Djinn (Jinn) are demons in Islamic mythology.
Djinn (Jinn) are demons in Islamic mythology.

I’m still considering different ways to gain firsthand exposure. Volunteering will help. I’m still working on those arrangements, but for the time being, its music and movies as far as media is concerned. I still have to get an audio book for Arabian Nights. I’m reading the book in English right now, and much like most of my other studies of Islamic culture, history, etc. I try to keep up with mentally translating what I’m reading, and speaking it out loud. Sometimes that takes from the amount of actual material I cover, so I use this method in 20-minute increments.

The state park my friend Devin and I went to is quite beautiful. We don’t have sights quite like those of the Colorado Rockies, the Pacific Northwest, or, the Kermanshah Province of Iran, but we have a few state parks that are pleasant to walk through on a nice day.
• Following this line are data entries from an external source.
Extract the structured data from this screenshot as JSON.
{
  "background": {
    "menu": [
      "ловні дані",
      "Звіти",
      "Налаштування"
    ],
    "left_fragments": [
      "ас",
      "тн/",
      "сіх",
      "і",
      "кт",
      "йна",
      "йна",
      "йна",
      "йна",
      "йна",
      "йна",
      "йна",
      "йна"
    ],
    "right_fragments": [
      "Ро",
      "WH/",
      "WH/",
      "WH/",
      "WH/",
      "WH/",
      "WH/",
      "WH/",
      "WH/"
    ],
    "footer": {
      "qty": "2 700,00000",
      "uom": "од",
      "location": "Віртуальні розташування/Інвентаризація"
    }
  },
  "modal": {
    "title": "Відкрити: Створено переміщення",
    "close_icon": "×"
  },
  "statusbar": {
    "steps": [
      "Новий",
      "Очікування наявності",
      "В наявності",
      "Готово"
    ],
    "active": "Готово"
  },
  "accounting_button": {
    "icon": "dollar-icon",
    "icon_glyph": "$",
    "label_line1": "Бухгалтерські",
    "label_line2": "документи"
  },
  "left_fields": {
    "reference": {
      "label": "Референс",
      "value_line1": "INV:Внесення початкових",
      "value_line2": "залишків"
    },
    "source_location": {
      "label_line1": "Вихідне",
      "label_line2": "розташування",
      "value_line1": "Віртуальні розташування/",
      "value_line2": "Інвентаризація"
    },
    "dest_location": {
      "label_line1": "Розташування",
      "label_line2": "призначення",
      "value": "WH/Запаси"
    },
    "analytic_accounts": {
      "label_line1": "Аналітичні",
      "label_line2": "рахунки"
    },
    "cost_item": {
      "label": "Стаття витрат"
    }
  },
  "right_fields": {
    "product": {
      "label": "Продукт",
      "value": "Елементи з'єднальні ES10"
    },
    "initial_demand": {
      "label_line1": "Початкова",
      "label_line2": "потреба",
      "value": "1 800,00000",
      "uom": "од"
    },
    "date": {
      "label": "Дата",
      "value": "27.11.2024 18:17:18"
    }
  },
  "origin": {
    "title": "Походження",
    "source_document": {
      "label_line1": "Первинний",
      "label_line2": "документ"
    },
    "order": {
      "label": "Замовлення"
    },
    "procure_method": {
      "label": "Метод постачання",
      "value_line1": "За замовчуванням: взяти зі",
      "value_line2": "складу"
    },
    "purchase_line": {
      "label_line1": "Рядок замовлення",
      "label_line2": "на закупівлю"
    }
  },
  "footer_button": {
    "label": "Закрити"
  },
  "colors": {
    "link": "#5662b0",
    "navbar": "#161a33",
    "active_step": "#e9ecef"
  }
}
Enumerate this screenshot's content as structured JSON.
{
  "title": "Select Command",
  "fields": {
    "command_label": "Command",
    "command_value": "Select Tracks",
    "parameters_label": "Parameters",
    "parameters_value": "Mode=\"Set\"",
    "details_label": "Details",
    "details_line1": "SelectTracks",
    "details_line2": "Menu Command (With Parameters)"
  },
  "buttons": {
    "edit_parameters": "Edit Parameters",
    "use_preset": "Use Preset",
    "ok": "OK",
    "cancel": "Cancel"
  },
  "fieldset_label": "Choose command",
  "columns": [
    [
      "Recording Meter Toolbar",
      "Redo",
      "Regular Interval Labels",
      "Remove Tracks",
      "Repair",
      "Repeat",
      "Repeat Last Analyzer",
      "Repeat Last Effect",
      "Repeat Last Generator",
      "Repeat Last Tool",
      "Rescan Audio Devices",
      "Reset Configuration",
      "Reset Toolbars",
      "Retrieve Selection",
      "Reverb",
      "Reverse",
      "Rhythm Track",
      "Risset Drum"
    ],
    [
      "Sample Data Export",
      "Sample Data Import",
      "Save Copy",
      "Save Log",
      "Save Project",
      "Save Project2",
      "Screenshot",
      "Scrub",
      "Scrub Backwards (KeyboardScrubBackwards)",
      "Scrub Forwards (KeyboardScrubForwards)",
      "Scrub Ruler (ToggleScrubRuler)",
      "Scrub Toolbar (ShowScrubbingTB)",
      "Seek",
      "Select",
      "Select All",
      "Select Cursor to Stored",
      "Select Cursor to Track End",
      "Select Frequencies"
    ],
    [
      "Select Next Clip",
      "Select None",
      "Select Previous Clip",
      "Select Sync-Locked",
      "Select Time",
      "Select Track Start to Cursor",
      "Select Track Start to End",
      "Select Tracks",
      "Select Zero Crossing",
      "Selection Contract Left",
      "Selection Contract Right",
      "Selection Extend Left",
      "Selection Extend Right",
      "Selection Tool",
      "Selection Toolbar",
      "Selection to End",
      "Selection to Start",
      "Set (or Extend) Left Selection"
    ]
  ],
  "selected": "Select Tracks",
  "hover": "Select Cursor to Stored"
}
The Kermanshah Province of Iran
The Kermanshah Province of Iran

As I said earlier, I’ve been quite busy of late, so my friend and I had a lot to catch up on. He’d known that I have studied Arabic before, but, seeing him only here and there over the past four months, the fact that my vocabulary was around 400 words was new to him. That being said, it’s one thing to be able to look at a notecard or a picture and know the word, and it’s another to command that vocabulary. It’ll be a little while still until I am able to have a functional conversation in Arabic, but at the park, I was able to say “Ana degheba ghghaba bahayda dukkan,” which very roughly translates to: “I went to the forest after I went to the store,” in classical Arabic.

There’s many Arabic dialects, as it is a prominent, if not primary language in North African countries, the Middle East, as well as many Asian countries. From what Ahmed has told me, most Arabic speakers are at least adequate in classical Arabic, which is also known as Quranic Arabic, as it is the language of the Quran. But like Ahmed said, even if a given Arabic speaker isn’t Muslim, odds are that I could get by with classical Arabic. Even still, I’m more interested in being fluent in a specific, regional dialect, and being adequate with classical, than vice-versa, and there’s a few that I have in mind already.

I want a dialect that is useful. I don’t want to learn the language of a person that I’m never going to meet. Ahmed recommended I learn Egyptian-Arabic, which is an interesting prospect, but even still, I want to choose a dialect that is relevant to one of the projects I’m working on. I’d like to do volunteer work, so if I consider that I’ll come into contact with some of the Syrian refugees, that makes Syrian-Arabic a bit more of a plausible candidate. I could do some work about the ancient history of the region, perhaps about the city of Damascus for instance. And that in itself is another categorical deciding factor, is the content that I can write based off of that region, or group of people; coupled with having someone to speak to, and someone to work with, I truly can’t think of a better priority than Kurdish or Farsi. Persia. The Iranian Revolution. The Kurds. There’s so much potential.

Which Arabic dialect should I become fluent with?